Considering that the weakening of the ruble observed in recent months is only due to increased consumer demand, which is not so much but exacerbated by excessive lending, raising the key rate to even higher levels alone may not lead to a sustainable recovery. Ruble, Babin said. This was explained by the continuing foreign exchange shortage caused by the decline in export earnings, the lack of return to the country, and also the impediment of friendly countries’ export payments in rubles and illiquid currencies.

“The situation is getting worse with the steady outflow of important capital.
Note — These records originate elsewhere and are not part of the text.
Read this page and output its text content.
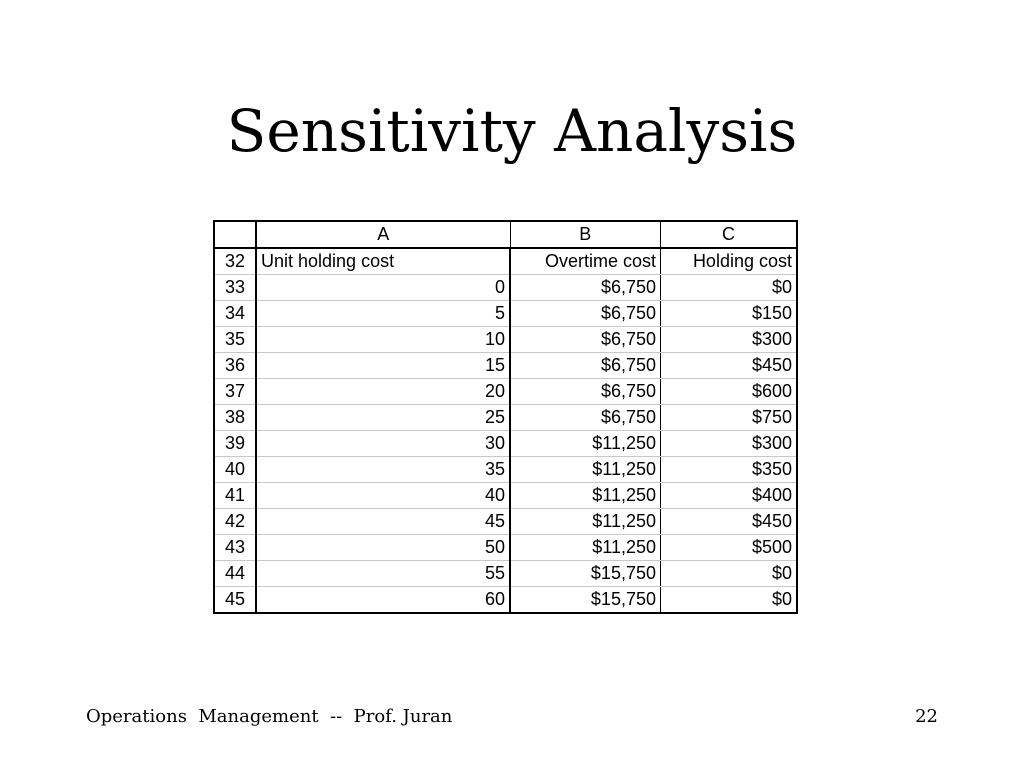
Sensitivity Analysis
	A	B	C
32	Unit holding cost	Overtime cost	Holding cost
33	0	$6,750	$0
34	5	$6,750	$150
35	10	$6,750	$300
36	15	$6,750	$450
37	20	$6,750	$600
38	25	$6,750	$750
39	30	$11,250	$300
40	35	$11,250	$350
41	40	$11,250	$400
42	45	$11,250	$450
43	50	$11,250	$500
44	55	$15,750	$0
45	60	$15,750	$0
Operations  Management  --  Prof. Juran	22
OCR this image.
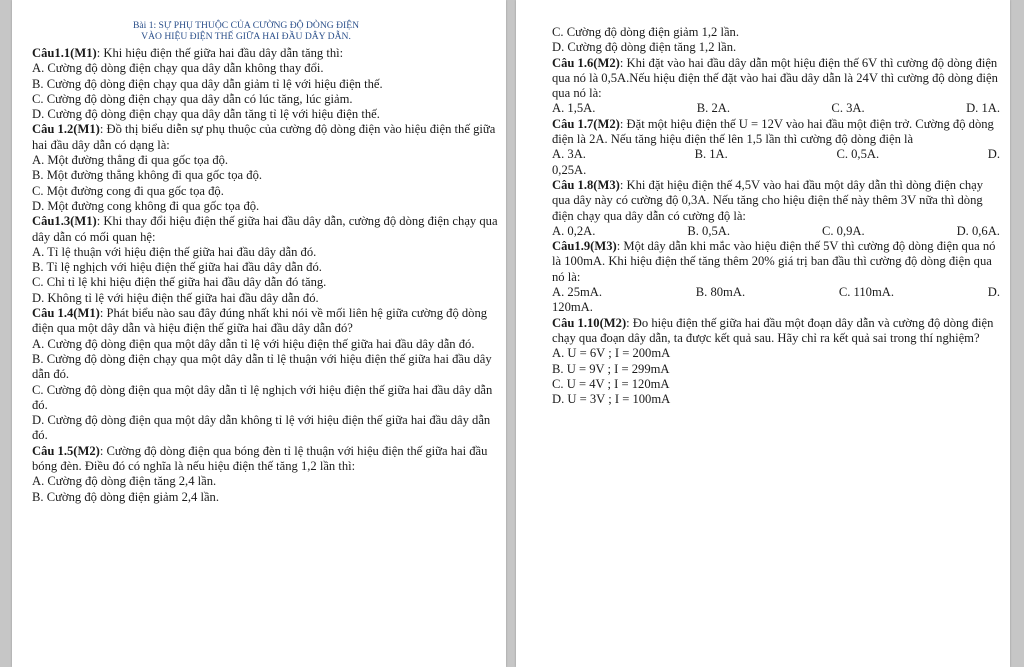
Bài 1: SỰ PHỤ THUỘC CỦA CƯỜNG ĐỘ DÒNG ĐIỆN
VÀO HIỆU ĐIỆN THẾ GIỮA HAI ĐẦU DÂY DẪN.

Câu1.1(M1): Khi hiệu điện thế giữa hai đầu dây dẫn tăng thì:

A. Cường độ dòng điện chạy qua dây dẫn không thay đổi.

B. Cường độ dòng điện chạy qua dây dẫn giảm tỉ lệ với hiệu điện thế.

C. Cường độ dòng điện chạy qua dây dẫn có lúc tăng, lúc giảm.

D. Cường độ dòng điện chạy qua dây dẫn tăng tỉ lệ với hiệu điện thế.

Câu 1.2(M1): Đồ thị biểu diễn sự phụ thuộc của cường độ dòng điện vào hiệu điện thế giữa hai đầu dây dẫn có dạng là:

A. Một đường thẳng đi qua gốc tọa độ.

B. Một đường thẳng không đi qua gốc tọa độ.

C. Một đường cong đi qua gốc tọa độ.

D. Một đường cong không đi qua gốc tọa độ.

Câu1.3(M1): Khi thay đổi hiệu điện thế giữa hai đầu dây dẫn, cường độ dòng điện chạy qua dây dẫn có mối quan hệ:

A. Tỉ lệ thuận với hiệu điện thế giữa hai đầu dây dẫn đó.

B. Tỉ lệ nghịch với hiệu điện thế giữa hai đầu dây dẫn đó.

C. Chỉ tỉ lệ khi hiệu điện thế giữa hai đầu dây dẫn đó tăng.

D. Không tỉ lệ với hiệu điện thế giữa hai đầu dây dẫn đó.

Câu 1.4(M1): Phát biểu nào sau đây đúng nhất khi nói về mối liên hệ giữa cường độ dòng điện qua một dây dẫn và hiệu điện thế giữa hai đầu dây dẫn đó?

A. Cường độ dòng điện qua một dây dẫn tỉ lệ với hiệu điện thế giữa hai đầu dây dẫn đó.

B. Cường độ dòng điện chạy qua một dây dẫn tỉ lệ thuận với hiệu điện thế giữa hai đầu dây dẫn đó.

C. Cường độ dòng điện qua một dây dẫn tỉ lệ nghịch với hiệu điện thế giữa hai đầu dây dẫn đó.

D. Cường độ dòng điện qua một dây dẫn không tỉ lệ với hiệu điện thế giữa hai đầu dây dẫn đó.

Câu 1.5(M2): Cường độ dòng điện qua bóng đèn tỉ lệ thuận với hiệu điện thế giữa hai đầu bóng đèn. Điều đó có nghĩa là nếu hiệu điện thế tăng 1,2 lần thì:

A. Cường độ dòng điện tăng 2,4 lần.

B. Cường độ dòng điện giảm 2,4 lần.

C. Cường độ dòng điện giảm 1,2 lần.

D. Cường độ dòng điện tăng 1,2 lần.

Câu 1.6(M2): Khi đặt vào hai đầu dây dẫn một hiệu điện thế 6V thì cường độ dòng điện qua nó là 0,5A.Nếu hiệu điện thế đặt vào hai đầu dây dẫn là 24V thì cường độ dòng điện qua nó là:

A. 1,5A.	B. 2A.	C. 3A.	D. 1A.

Câu 1.7(M2): Đặt một hiệu điện thế U = 12V vào hai đầu một điện trở. Cường độ dòng điện là 2A. Nếu tăng hiệu điện thế lên 1,5 lần thì cường độ dòng điện là

A. 3A.	B. 1A.	C. 0,5A.	D.

0,25A.

Câu 1.8(M3): Khi đặt hiệu điện thế 4,5V vào hai đầu một dây dẫn thì dòng điện chạy qua dây này có cường độ 0,3A. Nếu tăng cho hiệu điện thế này thêm 3V nữa thì dòng điện chạy qua dây dẫn có cường độ là:

A. 0,2A.	B. 0,5A.	C. 0,9A.	D. 0,6A.

Câu1.9(M3): Một dây dẫn khi mắc vào hiệu điện thế 5V thì cường độ dòng điện qua nó là 100mA. Khi hiệu điện thế tăng thêm 20% giá trị ban đầu thì cường độ dòng điện qua nó là:

A. 25mA.	B. 80mA.	C. 110mA.	D.

120mA.

Câu 1.10(M2): Đo hiệu điện thế giữa hai đầu một đoạn dây dẫn và cường độ dòng điện chạy qua đoạn dây dẫn, ta được kết quả sau. Hãy chỉ ra kết quả sai trong thí nghiệm?

A. U = 6V ; I = 200mA

B. U = 9V ; I = 299mA

C. U = 4V ; I = 120mA

D. U = 3V ; I = 100mA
All these factors are weakly dependent on the level of interest rates in the economy. The ruble can still be bolstered as the next tax period approaches. Unlike previous months, where this factor kept the ruble from a steady depreciation for a while, this time the impact of exporters’ financial payments could be more tangible. For this purpose, they can sell more foreign currency due to the increase in oil prices since the end of July.

On Tuesday, on the eve of the Central Bank’s extraordinary meeting at a key rate, the ruble exchange rate opened and then strengthened for a while. In the Moscow Stock Exchange auction, for the first time since the beginning of the month, the dollar reached 92.6 rubles and the euro reached 104 rubles. But after the regulator’s decision, the national currency went into decline. The dollar was trading at 98 rubles, the euro – 107 rubles. According to the exchange at 15:30 Moscow time, the dollar is 98.25 rubles, the euro – 107.2325 rubles.

Formerly socialbites.ca saidHow a sharp increase in the key rate will affect the life of Russians.